Dr Greenwood says while the Government green paper was ‘disappointing’ for its omission of details about steel, he is hopeful his findings will be taken into consideration by the Government as future industrial strategy is drawn up. He says the idea of a national industrial strategy has only been welcomed by Government in relatively recent times as work on the report was progressing.
“It is about state intervention. For Conservative governments by and large it has been off the table, even Labour governments have not been willing more recently to operate an industrial strategy. Towards the end of 2015, the steel crisis really began. Teesside was badly affected and Tata decided it was possibly going to divest itself. Lots of jobs were on the line. That for the Government was very embarrassing and really pushed them into having to act. If the Government is committed to a strategic approach to the UK steel industry, not quick fixes, then negotiations between the industry and the Government to what steel looks like post-Brexit should follow. I’m optimistic as it seems leading politicians do understand or are beginning to understand.”

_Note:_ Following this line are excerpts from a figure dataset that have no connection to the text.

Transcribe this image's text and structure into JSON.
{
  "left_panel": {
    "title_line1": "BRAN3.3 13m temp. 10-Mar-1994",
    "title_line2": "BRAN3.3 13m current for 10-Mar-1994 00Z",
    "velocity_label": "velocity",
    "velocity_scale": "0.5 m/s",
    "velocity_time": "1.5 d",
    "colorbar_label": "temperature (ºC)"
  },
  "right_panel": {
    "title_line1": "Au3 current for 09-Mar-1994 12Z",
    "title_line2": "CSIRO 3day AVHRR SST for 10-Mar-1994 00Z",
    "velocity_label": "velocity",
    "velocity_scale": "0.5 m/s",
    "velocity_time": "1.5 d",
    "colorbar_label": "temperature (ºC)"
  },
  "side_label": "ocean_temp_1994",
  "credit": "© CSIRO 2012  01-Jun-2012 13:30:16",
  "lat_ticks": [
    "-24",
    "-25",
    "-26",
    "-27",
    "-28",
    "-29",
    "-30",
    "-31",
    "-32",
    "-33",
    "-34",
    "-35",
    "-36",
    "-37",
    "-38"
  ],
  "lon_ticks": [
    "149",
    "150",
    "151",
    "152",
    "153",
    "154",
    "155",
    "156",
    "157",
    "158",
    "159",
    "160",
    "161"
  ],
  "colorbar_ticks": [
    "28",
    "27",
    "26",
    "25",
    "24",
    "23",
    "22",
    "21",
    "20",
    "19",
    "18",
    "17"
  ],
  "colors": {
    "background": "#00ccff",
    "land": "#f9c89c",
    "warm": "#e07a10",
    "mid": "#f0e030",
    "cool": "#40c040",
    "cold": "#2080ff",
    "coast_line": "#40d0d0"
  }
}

‘Don’t repeat the loss of the coal industry’
A Yorkshire MP has warned the Government must not let steel-making go the way of the coal industry.
John Healey, a member of the APPG group and MP for Wentworth & Dearne, which includes Tata Steel’s Aldwarke plant, says: “No one in South Yorkshire forgets the damage Margaret Thatcher’s Tory government did to the coal industry. Whole communities had their economic livelihood taken away and we’re still feeling the effects more than 30 years later.
“We can’t let the same thing happen to the steel industry and its highly skilled workers.
“UK steel-making is a foundation for much of our wider world-class British manufacturing and no modern country can flourish without steel as one of its strategic industries.
“We need a bold, risk-taking government that stands shoulder to shoulder with business in the creation of new jobs and industries.”